Investment falls to its lowest point in 50 years.
Pakistan’s investment ratio dropped to its lowest point in 50 years, making up only 13.1% of the economy’s size in the past fiscal year. This happened even though the Special Investment Facilitation Council (SIFC) tried to increase investment. These numbers were confirmed by the National Accounts Committee (NAC).
Pakistan’s investment in its economy has reached its lowest point in 50 years, making up only 13.1% of the economy’s size in the past fiscal year. This drop highlights concerns that the Special Investment Facilitation Council (SIFC) alone cannot significantly boost investment without addressing fundamental issues in Pakistan’s economy and achieving political stability.
Official data also revealed a discrepancy in the population figures used by the Pakistan Bureau of Statistics (PBS). This led to an overstatement of per capita income for the outgoing fiscal year. The PBS used an outdated population figure, which resulted in an overestimation of per capita income by $90.
Investments and savings as a percentage of Pakistan’s economy have remained below official targets for the outgoing fiscal year.

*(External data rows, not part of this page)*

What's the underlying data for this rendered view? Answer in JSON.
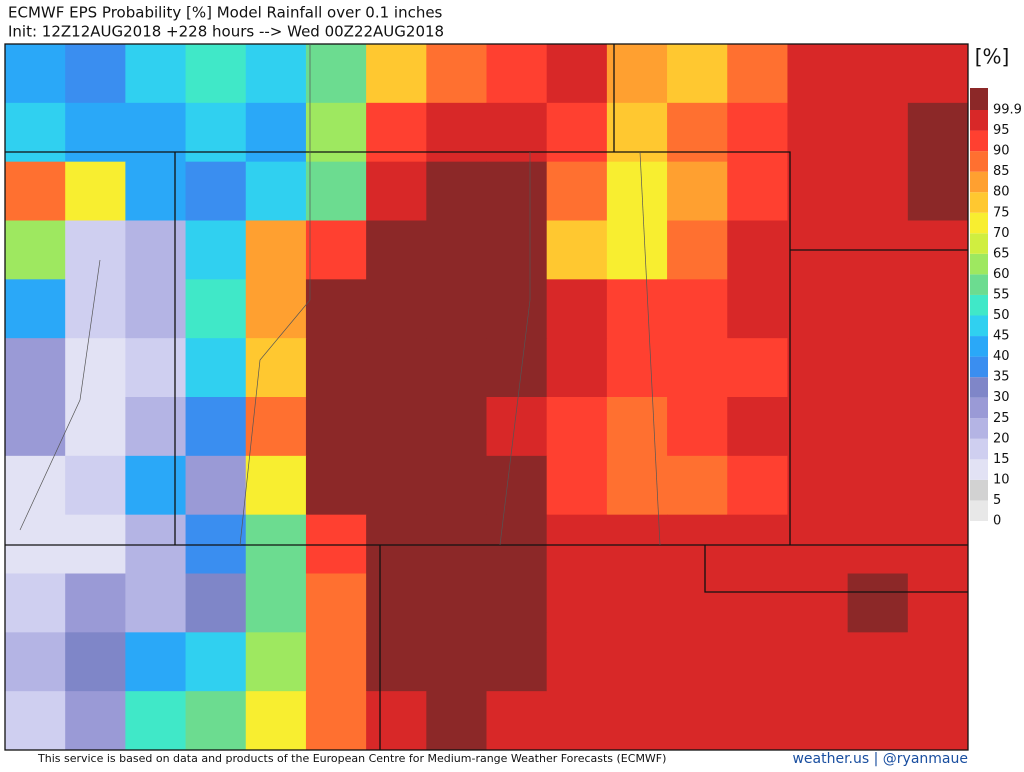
{
  "header": {
    "title": "ECMWF EPS Probability [%] Model Rainfall over 0.1 inches",
    "subtitle": "Init: 12Z12AUG2018 +228 hours --> Wed 00Z22AUG2018"
  },
  "map": {
    "grid": [
      [
        40,
        35,
        45,
        50,
        45,
        55,
        75,
        85,
        90,
        95,
        80,
        75,
        85,
        95,
        97,
        97
      ],
      [
        45,
        40,
        40,
        45,
        40,
        60,
        90,
        97,
        95,
        90,
        75,
        85,
        90,
        95,
        97,
        100
      ],
      [
        85,
        70,
        40,
        35,
        45,
        55,
        95,
        100,
        100,
        85,
        70,
        80,
        90,
        95,
        97,
        100
      ],
      [
        60,
        15,
        20,
        45,
        80,
        90,
        100,
        100,
        100,
        75,
        70,
        85,
        95,
        95,
        97,
        97
      ],
      [
        40,
        15,
        20,
        50,
        80,
        100,
        100,
        100,
        100,
        95,
        90,
        90,
        95,
        97,
        97,
        97
      ],
      [
        25,
        10,
        15,
        45,
        75,
        100,
        100,
        100,
        100,
        97,
        90,
        90,
        90,
        97,
        97,
        97
      ],
      [
        25,
        10,
        20,
        35,
        85,
        100,
        100,
        100,
        97,
        90,
        85,
        90,
        95,
        95,
        97,
        97
      ],
      [
        10,
        15,
        40,
        25,
        70,
        100,
        100,
        100,
        100,
        90,
        85,
        85,
        90,
        95,
        97,
        97
      ],
      [
        10,
        10,
        20,
        35,
        55,
        90,
        100,
        100,
        100,
        97,
        95,
        95,
        97,
        97,
        97,
        97
      ],
      [
        15,
        25,
        20,
        30,
        55,
        85,
        100,
        100,
        100,
        97,
        95,
        95,
        97,
        97,
        100,
        97
      ],
      [
        20,
        30,
        40,
        45,
        60,
        85,
        100,
        100,
        100,
        97,
        95,
        95,
        97,
        97,
        97,
        97
      ],
      [
        15,
        25,
        50,
        55,
        70,
        85,
        97,
        100,
        95,
        97,
        95,
        95,
        97,
        97,
        97,
        97
      ]
    ],
    "colorbar": {
      "unit": "[%]",
      "ticks": [
        0,
        5,
        10,
        15,
        20,
        25,
        30,
        35,
        40,
        45,
        50,
        55,
        60,
        65,
        70,
        75,
        80,
        85,
        90,
        95,
        99.9
      ],
      "colors": [
        "#e8e8e8",
        "#d2d2d2",
        "#e2e2f4",
        "#cfcff0",
        "#b4b4e4",
        "#9a9ad6",
        "#7f86c8",
        "#3a8ef0",
        "#2aa8f8",
        "#30d0f0",
        "#40e8c8",
        "#6cdc90",
        "#9ee860",
        "#d0ee40",
        "#f8ee30",
        "#ffc830",
        "#ffa030",
        "#ff7030",
        "#ff4030",
        "#d82828",
        "#8c2828"
      ]
    }
  },
  "footer": {
    "credit": "This service is based on data and products of the European Centre for Medium-range Weather Forecasts (ECMWF)",
    "source": "weather.us | @ryanmaue"
  }
}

This has contributed to external sector crises.
Despite efforts by the SIFC to increase investment, Pakistan’s investment-to-GDP ratio fell to 13.1%, the lowest in 50 years. This ratio has not been this low since the fiscal year 1973-74.
The SIFC, established by the Pakistan Democratic Movement (PDM) government, aimed to boost investment and remove obstacles hindering economic growth. However, these efforts have not yielded significant results.
Foreign and domestic investment remains low, with the investment-to-GDP ratio significantly below that of regional peers. Even assurances of a $5 billion investment injection from Saudi Arabia have not materialized into concrete agreements.
Private sector investment dropped to 8.7% of the GDP, the lowest level in almost 25 years. Public sector investment also fell, hitting a four-year low.
Frequent changes in taxation policies and biases towards the manufacturing sector have reduced investment. Economic growth is largely driven by consumption rather than productivity.
The government’s inability to increase investment has limited its ability to address infrastructure and social sector issues, leading to increased reliance on loans for development projects.
The failure to achieve crucial investment targets indicates a lack of progress in addressing structural imbalances in the economy.
Savings as a percentage of GDP slightly decreased and fell short of official targets.
The size of Pakistan’s economy increased to $373.6 billion in the current fiscal year, up from $338.2 billion in the previous year. However, it is still lower than two years ago due to subsequent devaluations.
Per capita income increased to $1,674, but this figure is overstated due to incorrect population figures. According to the last population census, Pakistan’s population should be higher, leading to an overstatement of per capita income by about $90.